Pronto, a la casa fueron llegando más refugiados. Luego llegaron los tutsis…
Con una narración trepidante, llena de terror, Ilibagiza va dando cuenta de cómo ella y siete mujeres más fueron “hospedadas” en un baño de un metro por dos durante 91 días, sin salir de allí y a ratos sin respirar. Eran alimentadas por la noche con unos mendrugos de pan y un poco de agua. Pegadas, unas con otras, no había otra manera de estar, mas que de pie, en ese infierno adentro del pequeño baño mientras afuera había un infierno de sangre.
Si eso fue terror, la salida fue peor. Descubrir que una tercera parte de la población fue aniquilada. Immaculée se dio cuenta de que sus padres y sus hermanos no habían sobrevivido al genocidio.
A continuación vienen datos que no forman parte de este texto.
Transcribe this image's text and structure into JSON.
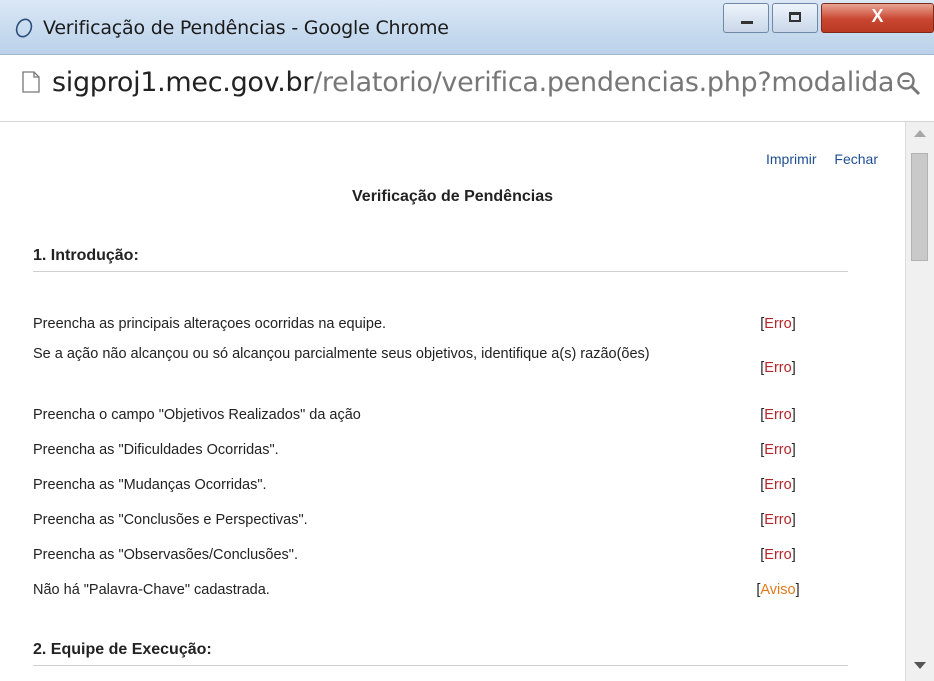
{
  "window": {
    "title": "Verificação de Pendências - Google Chrome",
    "close_glyph": "X"
  },
  "address": {
    "host": "sigproj1.mec.gov.br",
    "path": "/relatorio/verifica.pendencias.php?modalida"
  },
  "toolbar": {
    "print_label": "Imprimir",
    "close_label": "Fechar"
  },
  "page": {
    "title": "Verificação de Pendências"
  },
  "sections": [
    {
      "heading": "1. Introdução:",
      "items": [
        {
          "text": "Preencha as principais alteraçoes ocorridas na equipe.",
          "status": "Erro"
        },
        {
          "text": "Se a ação não alcançou ou só alcançou parcialmente seus objetivos, identifique a(s) razão(ões)",
          "status": "Erro"
        },
        {
          "text": "Preencha o campo \"Objetivos Realizados\" da ação",
          "status": "Erro"
        },
        {
          "text": "Preencha as \"Dificuldades Ocorridas\".",
          "status": "Erro"
        },
        {
          "text": "Preencha as \"Mudanças Ocorridas\".",
          "status": "Erro"
        },
        {
          "text": "Preencha as \"Conclusões e Perspectivas\".",
          "status": "Erro"
        },
        {
          "text": "Preencha as \"Observasões/Conclusões\".",
          "status": "Erro"
        },
        {
          "text": "Não há \"Palavra-Chave\" cadastrada.",
          "status": "Aviso"
        }
      ]
    },
    {
      "heading": "2. Equipe de Execução:"
    }
  ],
  "colors": {
    "error": "#b5262b",
    "warning": "#e07a1a",
    "link": "#1f4f93"
  },
  "icons": {
    "browser": "chrome-app-icon",
    "page": "page-icon",
    "zoom": "zoom-icon"
  }
}
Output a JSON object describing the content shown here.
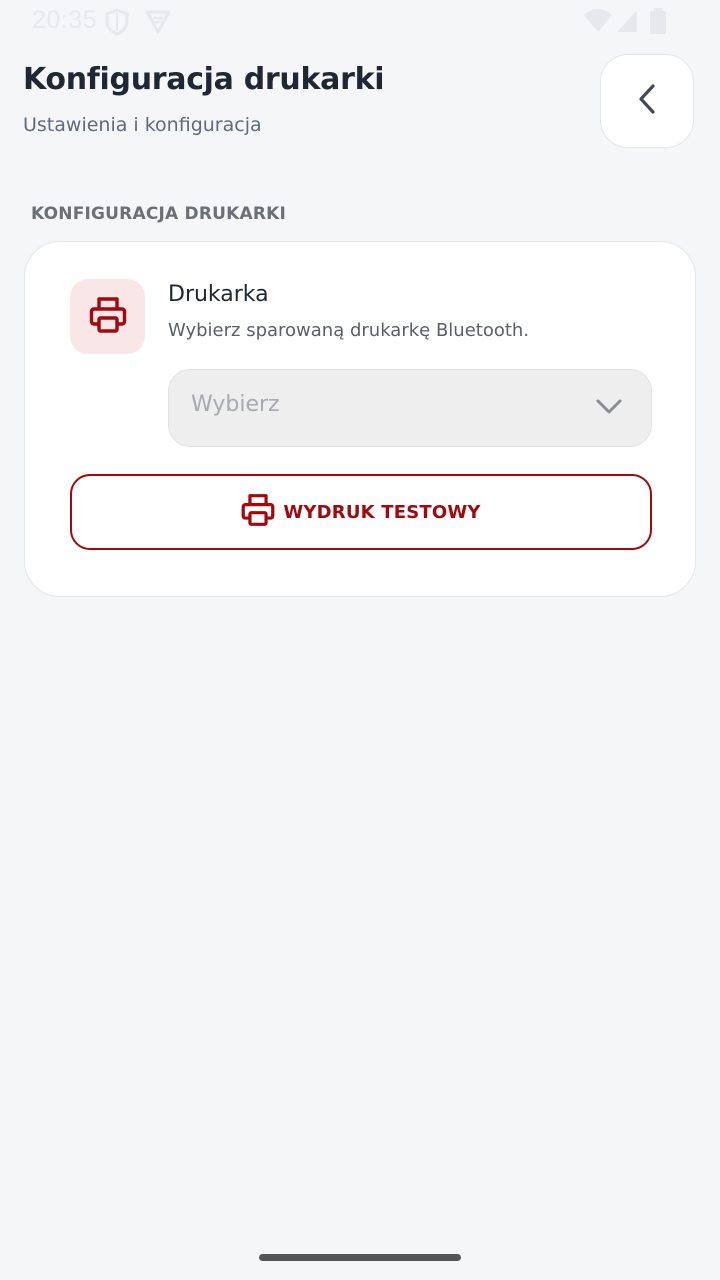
{
  "status_bar": {
    "time": "20:35",
    "icons": [
      "shield-icon",
      "vpn-icon",
      "wifi-icon",
      "signal-icon",
      "battery-icon"
    ]
  },
  "header": {
    "title": "Konfiguracja drukarki",
    "subtitle": "Ustawienia i konfiguracja",
    "back_icon": "chevron-left-icon"
  },
  "section": {
    "label": "KONFIGURACJA DRUKARKI"
  },
  "printer_card": {
    "icon": "printer-icon",
    "title": "Drukarka",
    "description": "Wybierz sparowaną drukarkę Bluetooth.",
    "select": {
      "placeholder": "Wybierz",
      "icon": "chevron-down-icon"
    },
    "test_button": {
      "label": "WYDRUK TESTOWY",
      "icon": "printer-icon"
    }
  },
  "colors": {
    "accent": "#a3080c",
    "accent_bg": "#f9e6e6",
    "background": "#f5f6f8",
    "title": "#1f2733"
  }
}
Pronto, se le fue desvelada la realidad: un amigo de la infancia había sido el asesino de su padre y uno de sus hermanos.
La parte, a mi juicio, más sustancial, liberadora y esperanzadora de Sobrevivir para contarlo es cómo Immaculée afronta su nueva realidad y cómo va viviendo su proceso de perdón. “Quiero encontrarme con él”, dice. Desea encontrarse con el asesino de su padre y su hermano.
Lo demás se los dejo para que vayan y busquen el libro… no es fácil estar con un libro redondo. Bien escrito, una historia real y profundamente bello y liberador. La esperanza en un mundo humano y mejor está expresado en la vida de Ilibagiza.
Doy gracias al excesivo calor de la calle que me mantuvo en Infinito y me hizo encontrar a esta ruandesa, que hoy vive en Estados Unidos y va por muchos países buscando ser encuentro de enlace y reconciliación.
Lamento no tener entre mis manos Sobrevivir para contarlo y poder mostrarles, como cada semana, la portada de tan esperanzadoras páginas, pero tengo la certeza de que quien los tiene ha encontrado en ellos una luz y un fulgor tan candentes como los 40 grados de la calle de aquel martes tan aciago que me hizo descubrir un gran libro.
Es Cuaresma. Ayunemos de palabras vacías y dé más luz a nuestras vidas. Nos leemos la próxima. ¡Hay vida!